Potentially, you can have more than 500 digital inputs (plus extended button matrix slave board with 150+ inputs), up to 32 axis inputs, 300-500 LEDs, several LCDs and tens of 7-segment displays.
Note: if you are going to start building your cockpit for the first time you should realize that it could be a complex and very long process. You should have quite enough knowledge about aircraft systems, have handwork, wiring and soldering skills. Some knowledge about data structure of X-Plane would be useful if you plan to use some custom aircraft models (to know how it work with "DataRefs" and controlled with "Commands").
To start building your home cockpit with SimVim interface first read all wiring and configuration pages on this website, collect all needed components and then start wiring all needed switches, extensions, displays, LEDs, following the plan that you should have.
Though the main input/output connection options mostly stay intact, the configuration protocol and hardware connections can be changed, sometimes drastically.
Please don't rush to make some kind of complex PCBs, modules for yourself (and especially proposing them to the community).
Besides, the SimVim architecture is specially designed the way when anyone can simply buy ready-to-use, cheap modules and breakout boards listed on this website and in the "Components" page, connect them as described on our pages, that's all.
The SimVimCockpit interface uses only one (single!) "master" board as the central control unit.

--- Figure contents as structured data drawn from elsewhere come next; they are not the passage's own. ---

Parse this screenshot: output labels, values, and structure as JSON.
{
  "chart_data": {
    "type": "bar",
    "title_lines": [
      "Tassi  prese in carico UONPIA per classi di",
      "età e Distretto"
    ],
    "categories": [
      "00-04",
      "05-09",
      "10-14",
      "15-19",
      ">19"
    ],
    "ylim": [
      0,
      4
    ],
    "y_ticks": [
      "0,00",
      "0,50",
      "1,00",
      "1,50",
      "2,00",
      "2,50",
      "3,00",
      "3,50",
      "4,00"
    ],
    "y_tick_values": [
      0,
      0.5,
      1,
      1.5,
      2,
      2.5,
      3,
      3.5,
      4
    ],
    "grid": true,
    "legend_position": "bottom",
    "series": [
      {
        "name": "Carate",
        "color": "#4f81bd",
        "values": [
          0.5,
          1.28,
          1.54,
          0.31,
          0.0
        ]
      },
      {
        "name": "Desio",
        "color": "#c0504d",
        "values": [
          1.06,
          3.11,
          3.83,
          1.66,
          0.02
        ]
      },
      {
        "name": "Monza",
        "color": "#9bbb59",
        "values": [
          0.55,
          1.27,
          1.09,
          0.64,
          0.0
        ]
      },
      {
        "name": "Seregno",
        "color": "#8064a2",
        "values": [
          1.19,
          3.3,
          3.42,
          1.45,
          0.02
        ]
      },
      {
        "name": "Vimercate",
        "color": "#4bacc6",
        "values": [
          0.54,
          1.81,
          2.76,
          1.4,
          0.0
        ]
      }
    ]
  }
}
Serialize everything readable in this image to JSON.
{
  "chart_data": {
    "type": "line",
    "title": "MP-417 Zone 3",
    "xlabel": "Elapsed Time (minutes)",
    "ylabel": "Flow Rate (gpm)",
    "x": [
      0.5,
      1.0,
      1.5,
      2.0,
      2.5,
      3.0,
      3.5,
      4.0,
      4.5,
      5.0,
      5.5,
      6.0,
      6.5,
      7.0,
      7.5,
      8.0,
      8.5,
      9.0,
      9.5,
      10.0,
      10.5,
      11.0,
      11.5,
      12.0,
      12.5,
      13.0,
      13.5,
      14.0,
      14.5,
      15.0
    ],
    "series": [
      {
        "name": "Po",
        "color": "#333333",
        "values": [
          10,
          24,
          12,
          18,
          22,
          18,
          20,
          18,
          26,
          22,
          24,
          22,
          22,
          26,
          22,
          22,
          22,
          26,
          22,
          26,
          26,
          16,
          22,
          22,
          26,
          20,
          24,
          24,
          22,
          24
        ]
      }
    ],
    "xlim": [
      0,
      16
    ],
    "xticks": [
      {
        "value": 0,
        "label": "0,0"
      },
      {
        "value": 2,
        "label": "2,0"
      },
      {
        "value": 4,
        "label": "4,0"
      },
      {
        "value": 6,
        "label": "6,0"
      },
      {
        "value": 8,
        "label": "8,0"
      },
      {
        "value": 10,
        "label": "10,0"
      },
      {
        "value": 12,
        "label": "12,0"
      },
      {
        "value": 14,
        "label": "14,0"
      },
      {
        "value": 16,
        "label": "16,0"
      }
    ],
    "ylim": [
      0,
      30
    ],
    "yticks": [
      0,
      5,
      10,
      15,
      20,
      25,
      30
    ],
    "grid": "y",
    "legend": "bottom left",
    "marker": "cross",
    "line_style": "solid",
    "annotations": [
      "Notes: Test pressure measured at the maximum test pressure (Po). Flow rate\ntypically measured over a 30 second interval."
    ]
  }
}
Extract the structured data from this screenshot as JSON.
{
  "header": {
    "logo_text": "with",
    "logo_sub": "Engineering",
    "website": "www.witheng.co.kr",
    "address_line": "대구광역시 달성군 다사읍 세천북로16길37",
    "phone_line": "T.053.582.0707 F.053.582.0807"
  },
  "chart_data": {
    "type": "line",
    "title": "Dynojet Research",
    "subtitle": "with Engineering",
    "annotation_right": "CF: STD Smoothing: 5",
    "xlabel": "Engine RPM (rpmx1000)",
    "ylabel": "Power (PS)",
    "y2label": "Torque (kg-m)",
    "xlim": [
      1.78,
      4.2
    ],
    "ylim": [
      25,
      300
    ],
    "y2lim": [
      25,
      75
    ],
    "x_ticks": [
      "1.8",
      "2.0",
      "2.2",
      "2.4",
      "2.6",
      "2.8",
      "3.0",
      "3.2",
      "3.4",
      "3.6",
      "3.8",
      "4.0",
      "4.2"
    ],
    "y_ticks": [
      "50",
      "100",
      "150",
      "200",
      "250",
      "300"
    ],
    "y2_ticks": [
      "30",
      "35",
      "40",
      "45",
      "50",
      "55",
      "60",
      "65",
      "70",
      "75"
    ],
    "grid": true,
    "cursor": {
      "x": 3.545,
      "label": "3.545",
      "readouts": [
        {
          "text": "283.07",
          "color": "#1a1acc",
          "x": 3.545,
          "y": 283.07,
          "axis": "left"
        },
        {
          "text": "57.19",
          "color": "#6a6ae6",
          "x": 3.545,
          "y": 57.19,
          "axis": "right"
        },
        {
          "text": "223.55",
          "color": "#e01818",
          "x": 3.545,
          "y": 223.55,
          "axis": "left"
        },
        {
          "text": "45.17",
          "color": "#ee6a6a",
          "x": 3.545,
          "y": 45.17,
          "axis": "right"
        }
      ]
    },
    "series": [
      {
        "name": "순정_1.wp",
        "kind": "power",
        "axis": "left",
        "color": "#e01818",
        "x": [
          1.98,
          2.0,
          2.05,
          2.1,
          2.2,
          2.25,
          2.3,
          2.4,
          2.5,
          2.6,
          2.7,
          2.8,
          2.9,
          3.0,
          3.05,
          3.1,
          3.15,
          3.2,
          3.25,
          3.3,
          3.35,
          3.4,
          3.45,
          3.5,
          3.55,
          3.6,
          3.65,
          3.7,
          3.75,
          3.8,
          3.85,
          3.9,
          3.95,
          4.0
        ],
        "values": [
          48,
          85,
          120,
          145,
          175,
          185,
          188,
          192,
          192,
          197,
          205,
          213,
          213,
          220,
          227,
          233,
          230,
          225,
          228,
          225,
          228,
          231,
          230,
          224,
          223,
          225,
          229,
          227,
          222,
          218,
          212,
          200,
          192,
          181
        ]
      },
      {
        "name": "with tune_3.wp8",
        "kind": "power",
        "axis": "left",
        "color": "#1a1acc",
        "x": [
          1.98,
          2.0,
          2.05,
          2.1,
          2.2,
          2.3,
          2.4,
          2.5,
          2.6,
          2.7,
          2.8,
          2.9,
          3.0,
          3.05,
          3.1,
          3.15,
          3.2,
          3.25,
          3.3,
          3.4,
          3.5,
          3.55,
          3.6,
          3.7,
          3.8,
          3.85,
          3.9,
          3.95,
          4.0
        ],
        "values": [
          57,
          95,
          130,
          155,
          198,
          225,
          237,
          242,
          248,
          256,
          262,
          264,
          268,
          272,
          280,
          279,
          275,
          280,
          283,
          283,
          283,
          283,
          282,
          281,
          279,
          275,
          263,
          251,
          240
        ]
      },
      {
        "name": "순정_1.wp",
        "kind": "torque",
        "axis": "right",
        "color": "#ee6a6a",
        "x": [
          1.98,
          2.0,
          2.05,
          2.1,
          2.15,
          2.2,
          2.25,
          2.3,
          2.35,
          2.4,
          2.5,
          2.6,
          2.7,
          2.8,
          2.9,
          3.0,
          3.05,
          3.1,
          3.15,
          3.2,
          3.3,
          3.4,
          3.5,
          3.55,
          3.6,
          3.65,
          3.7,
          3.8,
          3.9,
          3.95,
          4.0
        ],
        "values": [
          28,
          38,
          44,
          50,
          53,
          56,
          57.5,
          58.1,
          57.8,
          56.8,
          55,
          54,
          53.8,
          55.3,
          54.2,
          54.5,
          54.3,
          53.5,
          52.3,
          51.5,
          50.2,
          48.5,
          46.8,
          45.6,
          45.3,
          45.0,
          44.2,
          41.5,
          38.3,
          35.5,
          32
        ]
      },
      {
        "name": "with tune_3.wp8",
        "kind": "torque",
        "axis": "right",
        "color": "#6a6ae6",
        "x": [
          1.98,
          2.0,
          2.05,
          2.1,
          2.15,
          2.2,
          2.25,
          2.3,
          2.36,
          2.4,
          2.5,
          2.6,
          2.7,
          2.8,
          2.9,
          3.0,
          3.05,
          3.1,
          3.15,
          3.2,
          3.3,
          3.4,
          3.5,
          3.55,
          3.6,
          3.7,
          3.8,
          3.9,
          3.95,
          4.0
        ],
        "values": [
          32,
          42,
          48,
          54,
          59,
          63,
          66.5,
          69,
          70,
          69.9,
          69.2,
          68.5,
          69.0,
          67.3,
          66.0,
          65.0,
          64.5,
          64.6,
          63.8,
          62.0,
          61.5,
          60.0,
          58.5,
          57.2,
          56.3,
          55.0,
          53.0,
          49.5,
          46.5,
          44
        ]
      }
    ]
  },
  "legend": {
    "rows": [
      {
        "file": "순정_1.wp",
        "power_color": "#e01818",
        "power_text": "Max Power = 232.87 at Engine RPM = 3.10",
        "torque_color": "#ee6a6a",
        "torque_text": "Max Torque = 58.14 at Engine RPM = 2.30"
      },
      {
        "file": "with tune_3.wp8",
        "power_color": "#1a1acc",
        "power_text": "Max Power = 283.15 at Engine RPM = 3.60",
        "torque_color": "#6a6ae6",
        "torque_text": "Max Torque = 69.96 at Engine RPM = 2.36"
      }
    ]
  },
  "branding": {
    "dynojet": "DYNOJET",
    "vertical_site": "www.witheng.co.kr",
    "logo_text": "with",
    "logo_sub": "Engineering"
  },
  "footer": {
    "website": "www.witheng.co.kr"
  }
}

You can use one of the Mega2560 based controller boards available on the market. The SimVim firmware is uploading into it directly from the plugin menu.
There are many others manufacturers and sellers of various controller boards with this atmega2560 controller. In the photo you can see three mini controller boards that I have tested with SimVimCockpit, the firmware was uploaded to every of these boards from SimVim plugin menu without any problems.
There are some other atmega2560 controller boards on the market like "Crumbuino-Mega", various "core" modules. You can find them yourself using such keywords as "2560 core", "atmega2560 mini", etc.
All pins that are selectable in the CONFIGURATOR can be used for inputs/outputs and extensions. Several pins can be used for serial communication or reserved for Ethernet module (in LAN version) and 8 pins (# 22 ... 29) are reserved as system bus: 4-bit address lines used for all extended inputs/outputs and 4 control lines for output devices:
These signal lines are for outputs only - LCD, 7-segment displays and LED drivers, see more in the related sections:
NOTE: The +5V output pin can be used as a source for all multiplexers connected to SimVim bus and also it can be used to power some low-current output devices. See more detail about system powering here.
Note: These 8 pins are configured as outputs, so you may think about common precautions not allowing outputs overload when you mistakenly short the pin to the GND. You can add serial safety resistors (30 - 100 ohm to each signal line) for current limiting, but in SimVim firmware these outputs are always in "low level" and for only a very short period of program time they can be in a high level state, so it's unlikely you will overload the address line.